Letztlich ist für Memmler das Contracting einschließlich der Fernwärme eine wichtige Option bei der Wärmeversorgung von Wohnungsbeständen. Neben dem Wärmepreis wird künftig der Dekarbonisierungsgrad der gelieferten Wärme ein wesentliches Qualitätskriterium sein. „Jeder Versorger sollte gegenüber seinen Kunden deshalb schon heute volle Transparenz über die Emissionslast und den Primärenergiefaktor seines Produkts herstellen.“
Um die netzgebundene Wärme zu dekarbonisieren, werden erneuerbare Energien wie etwa zertifiziertes Biogas in Gas-BHKW eingekoppelt und fossile Energieträger reduziert werden müssen.

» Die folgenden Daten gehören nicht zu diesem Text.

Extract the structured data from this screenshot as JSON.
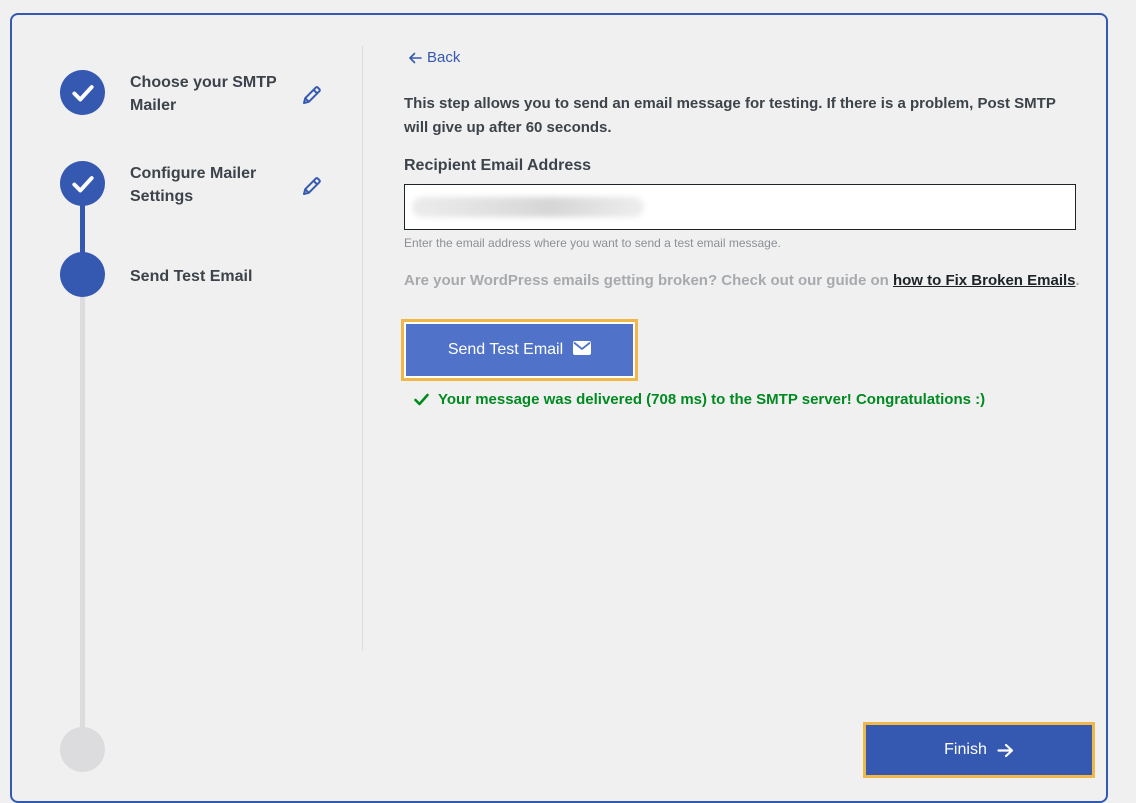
{
  "steps": [
    {
      "label": "Choose your SMTP Mailer",
      "status": "completed",
      "editable": true
    },
    {
      "label": "Configure Mailer Settings",
      "status": "completed",
      "editable": true
    },
    {
      "label": "Send Test Email",
      "status": "current",
      "editable": false
    },
    {
      "label": "",
      "status": "pending",
      "editable": false
    }
  ],
  "main": {
    "back_label": "Back",
    "intro": "This step allows you to send an email message for testing. If there is a problem, Post SMTP will give up after 60 seconds.",
    "recipient_label": "Recipient Email Address",
    "recipient_value": "",
    "recipient_hint": "Enter the email address where you want to send a test email message.",
    "guide_text": "Are your WordPress emails getting broken? Check out our guide on ",
    "guide_link": "how to Fix Broken Emails",
    "guide_suffix": ".",
    "send_button": "Send Test Email",
    "success_message": "Your message was delivered (708 ms) to the SMTP server! Congratulations :)"
  },
  "footer": {
    "finish_button": "Finish"
  },
  "icons": {
    "step_done": "check-icon",
    "edit": "pencil-icon",
    "back": "arrow-left-icon",
    "send": "envelope-icon",
    "success": "check-icon",
    "finish": "arrow-right-icon"
  },
  "colors": {
    "accent": "#3558b1",
    "button": "#5072c8",
    "focus_ring": "#f0b849",
    "success": "#008a20",
    "track_pending": "#dcdcde"
  }
}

Das neue BEHG werde solche Prozesse befördern. Allerdings könne es nicht sein, dass ein großer Teil des CO2-Preises, wie derzeit diskutiert, vom Vermieter zu tragen sei – ohne Rücksicht darauf, auf welches energetische Niveau die Gebäude durch Investitionen in Sanierungsmaßnahmen beziehungsweise energieeffizienten Neubau bereits gehoben wurde. In ihrem Verbandsgebiet allerdings gäbe es, so Memmler, bereits ambitionierte Ziele, die Fernwärme zu dekarbonisieren. So plane etwa Hamburg dies mit dem verstärkten Einkoppeln von Müllverbrennung und Solarthermie. Allerdings seien das immer teurere Alternativen und auch hier sei es seitens der Wohnungsunternehmen nicht ratsam, diese selbst zu betreiben.

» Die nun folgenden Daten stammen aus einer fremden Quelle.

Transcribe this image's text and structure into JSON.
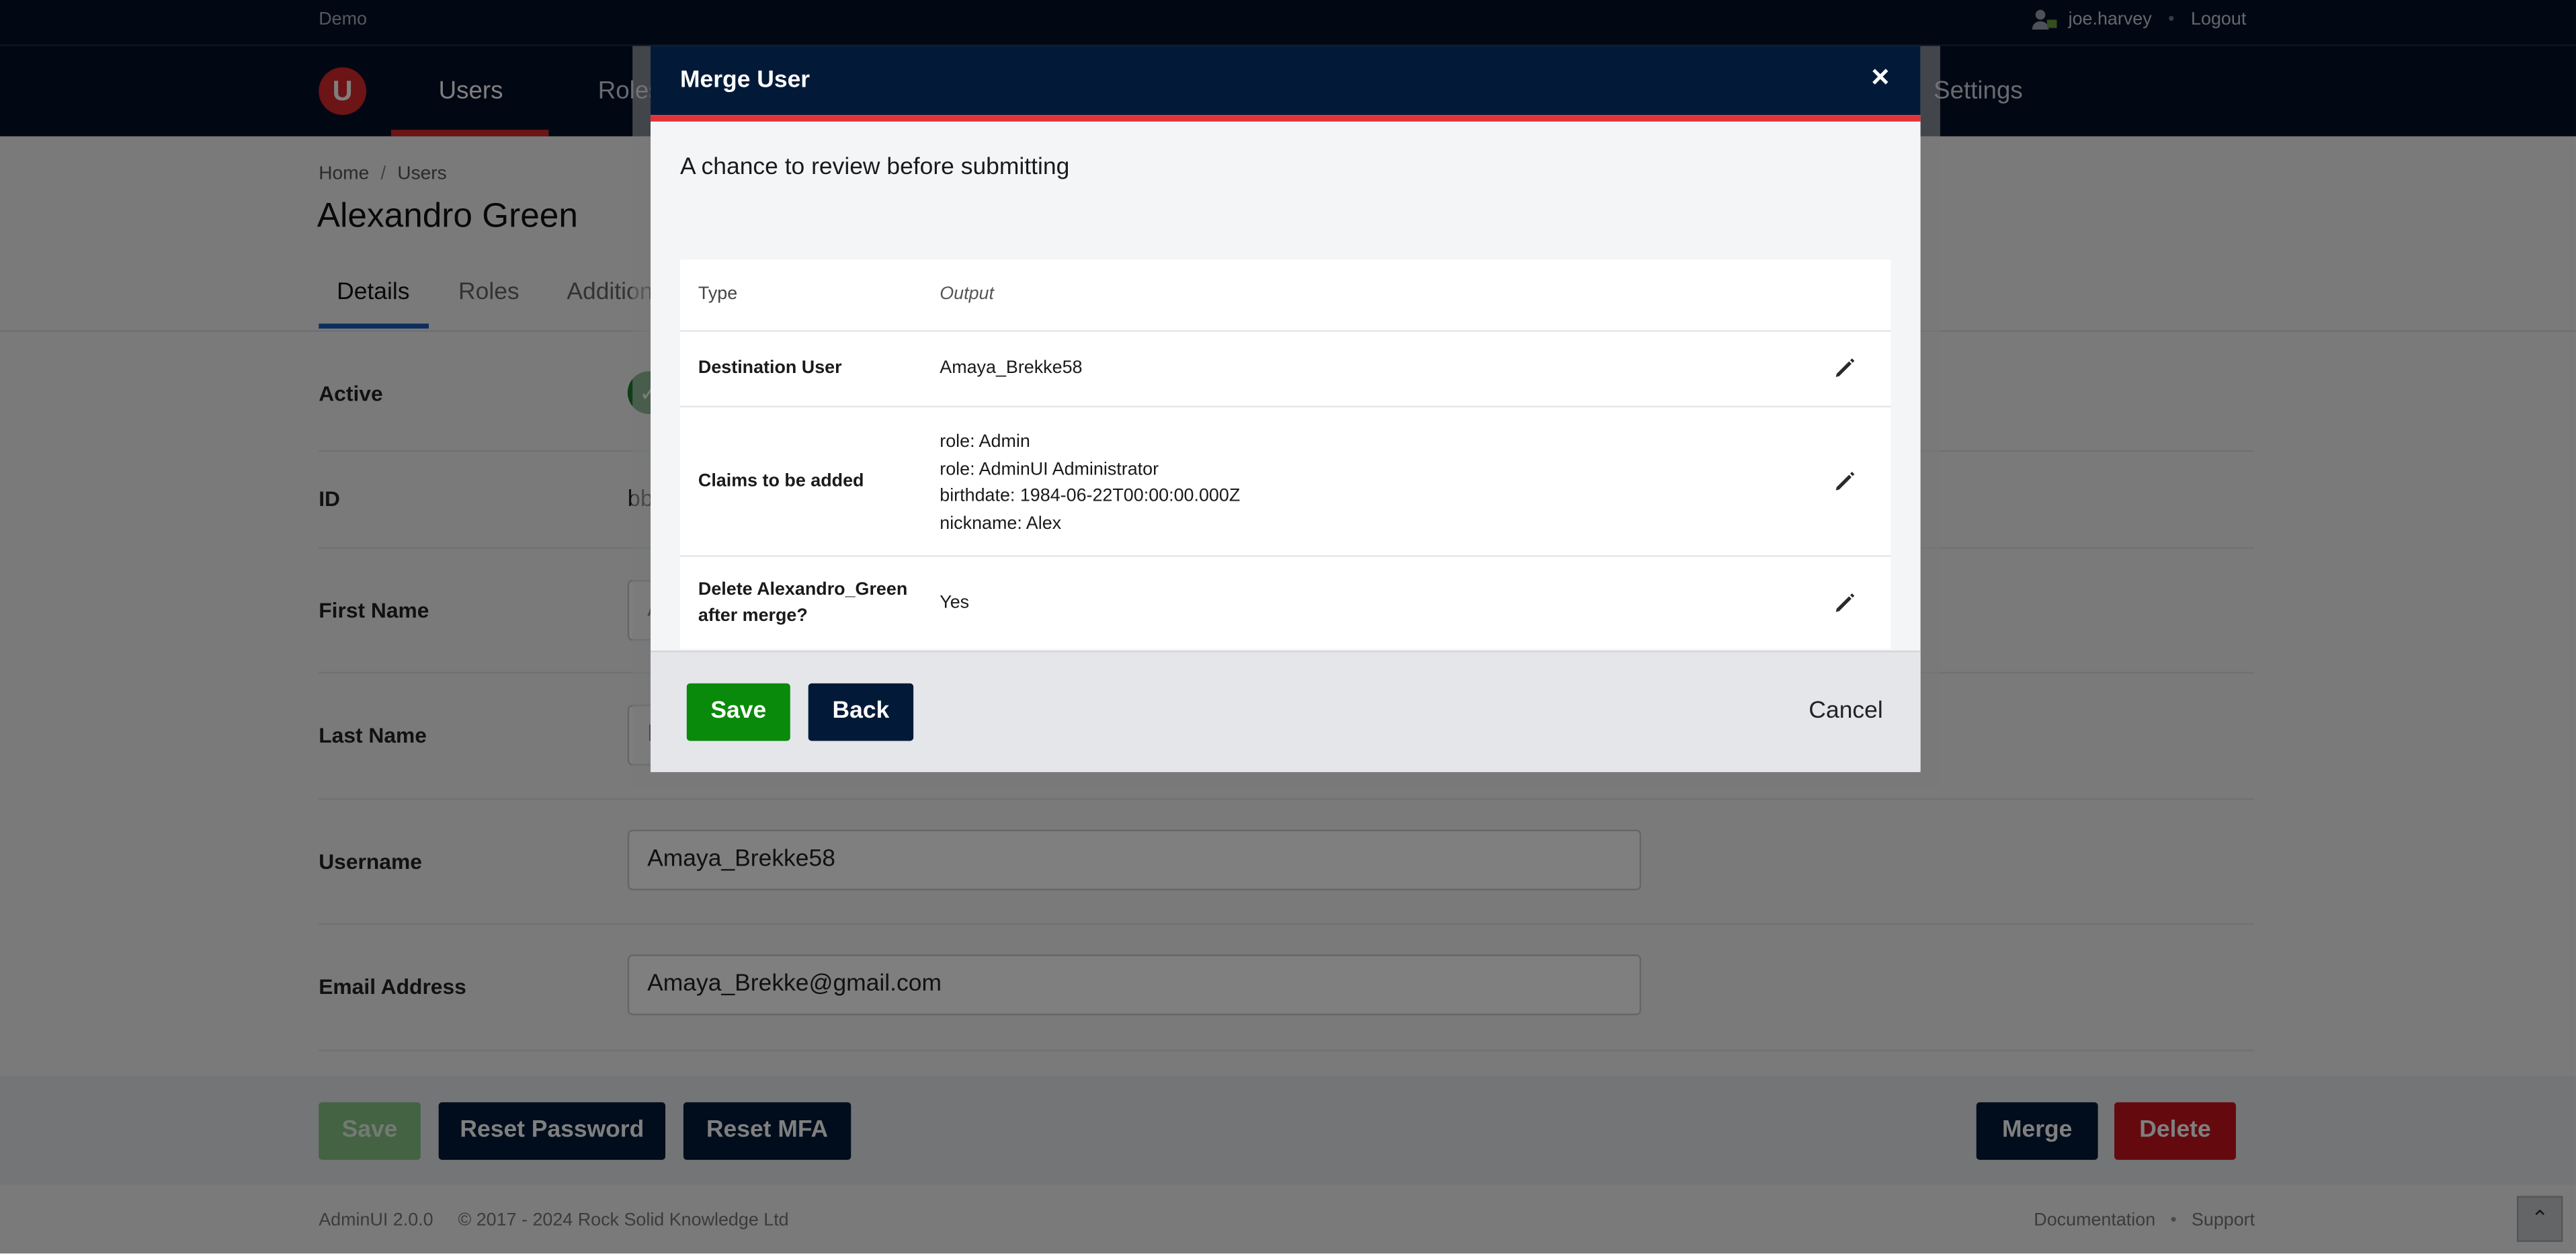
{
  "topbar": {
    "env": "Demo",
    "username": "joe.harvey",
    "logout": "Logout"
  },
  "nav": {
    "logo": "U",
    "items": [
      "Users",
      "Roles",
      "Settings"
    ]
  },
  "breadcrumb": [
    "Home",
    "Users"
  ],
  "page": {
    "title": "Alexandro Green",
    "tabs": [
      "Details",
      "Roles",
      "Addition"
    ]
  },
  "form": {
    "active_label": "Active",
    "id_label": "ID",
    "id_value": "bb",
    "first_name_label": "First Name",
    "first_name_value": "A",
    "last_name_label": "Last Name",
    "last_name_value": "B",
    "username_label": "Username",
    "username_value": "Amaya_Brekke58",
    "email_label": "Email Address",
    "email_value": "Amaya_Brekke@gmail.com"
  },
  "actions": {
    "save": "Save",
    "reset_password": "Reset Password",
    "reset_mfa": "Reset MFA",
    "merge": "Merge",
    "delete": "Delete"
  },
  "footer": {
    "version": "AdminUI 2.0.0",
    "copyright": "© 2017 - 2024 Rock Solid Knowledge Ltd",
    "documentation": "Documentation",
    "support": "Support",
    "scroll_top_icon": "chevron-up-icon"
  },
  "modal": {
    "title": "Merge User",
    "close": "×",
    "subtitle": "A chance to review before submitting",
    "header": {
      "type": "Type",
      "output": "Output"
    },
    "rows": [
      {
        "type": "Destination User",
        "output": [
          "Amaya_Brekke58"
        ]
      },
      {
        "type": "Claims to be added",
        "output": [
          "role: Admin",
          "role: AdminUI Administrator",
          "birthdate: 1984-06-22T00:00:00.000Z",
          "nickname: Alex"
        ]
      },
      {
        "type": "Delete Alexandro_Green after merge?",
        "output": [
          "Yes"
        ]
      }
    ],
    "save": "Save",
    "back": "Back",
    "cancel": "Cancel"
  },
  "colors": {
    "navy": "#021a38",
    "brand_red": "#d8282c",
    "save_green": "#0a8a0a",
    "delete_red": "#c8141e"
  }
}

Einsparcontracting funktioniert seltenDie Vergütung kann sich aber nicht nur an dem Betrieb einer Anlage orientieren, sondern auch an den Einspareffekten. Im Energiesparcontracting hat der Contractor nur einen Lohn, wenn er dauerhaft Energie einsparen kann. Im Bereich der Industrie sind solche Modelle schon gang und gäbe. Im Bereich der Wohnungswirtschaft eher nicht. Und das hat Gründe.

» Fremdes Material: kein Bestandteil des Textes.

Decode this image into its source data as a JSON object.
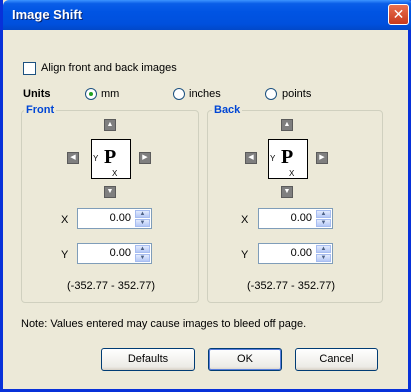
{
  "window": {
    "title": "Image Shift",
    "close_glyph": "✕"
  },
  "align": {
    "label": "Align front and back images",
    "checked": false
  },
  "units": {
    "label": "Units",
    "options": [
      {
        "label": "mm",
        "selected": true
      },
      {
        "label": "inches",
        "selected": false
      },
      {
        "label": "points",
        "selected": false
      }
    ]
  },
  "front": {
    "label": "Front",
    "page_letter": "P",
    "x_label": "X",
    "y_label": "Y",
    "axis_x": "X",
    "axis_y": "Y",
    "x_value": "0.00",
    "y_value": "0.00",
    "range": "(-352.77 - 352.77)"
  },
  "back": {
    "label": "Back",
    "page_letter": "P",
    "x_label": "X",
    "y_label": "Y",
    "axis_x": "X",
    "axis_y": "Y",
    "x_value": "0.00",
    "y_value": "0.00",
    "range": "(-352.77 - 352.77)"
  },
  "note": "Note:  Values entered may cause images to bleed off page.",
  "buttons": {
    "defaults": "Defaults",
    "ok": "OK",
    "cancel": "Cancel"
  },
  "icons": {
    "up": "▲",
    "down": "▼",
    "left": "◀",
    "right": "▶",
    "spin_up": "▲",
    "spin_down": "▼"
  },
  "colors": {
    "title_bar": "#0054e3",
    "group_label": "#0046d5",
    "face": "#ece9d8"
  }
}
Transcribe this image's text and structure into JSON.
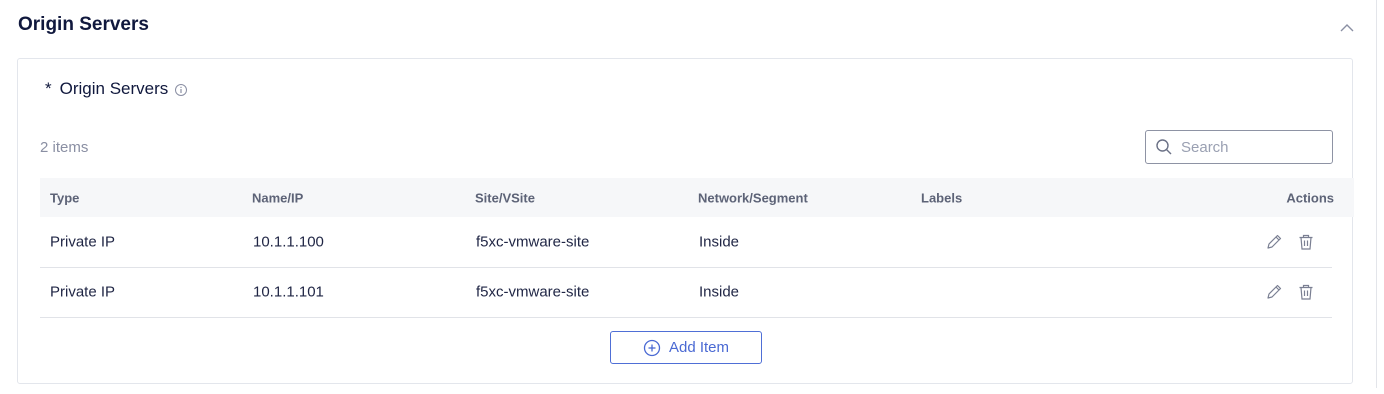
{
  "section": {
    "title": "Origin Servers",
    "collapse_icon": "chevron-up-icon"
  },
  "field": {
    "required_mark": "*",
    "label": "Origin Servers",
    "info_icon": "info-icon"
  },
  "table": {
    "count_text": "2 items",
    "search": {
      "placeholder": "Search",
      "value": ""
    },
    "columns": [
      "Type",
      "Name/IP",
      "Site/VSite",
      "Network/Segment",
      "Labels",
      "Actions"
    ],
    "rows": [
      {
        "type": "Private IP",
        "name_ip": "10.1.1.100",
        "site": "f5xc-vmware-site",
        "network": "Inside",
        "labels": ""
      },
      {
        "type": "Private IP",
        "name_ip": "10.1.1.101",
        "site": "f5xc-vmware-site",
        "network": "Inside",
        "labels": ""
      }
    ],
    "row_actions": [
      "edit-icon",
      "trash-icon"
    ],
    "add_item_label": "Add Item"
  },
  "colors": {
    "accent": "#4a69d3",
    "title": "#10183d",
    "header_bg": "#f6f7f9",
    "border": "#e3e6ec"
  }
}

„Wir haben bisher keine Konzepte gesehen, die in der Breite skalierbar sind und dauerhaft funktionieren. Das liegt unter anderem daran, dass sich die Energiepreisentwicklung nicht prognostizieren und das Nutzerverhalten nur schwer beeinflussen lässt. Man kann dem Mieter ja nicht vorschreiben, nur mit 18 Grad zu heizen. Doch auch davon hängen Verbrauch und Einsparerfolg ab“, so Memmler. Es muss also vertraglich sehr genau definiert werden, mit welchen Rahmenparametern die tatsächlich erzielte „Einsparung“ berechnet wird, um spätere Diskussionen darüber zu vermeiden.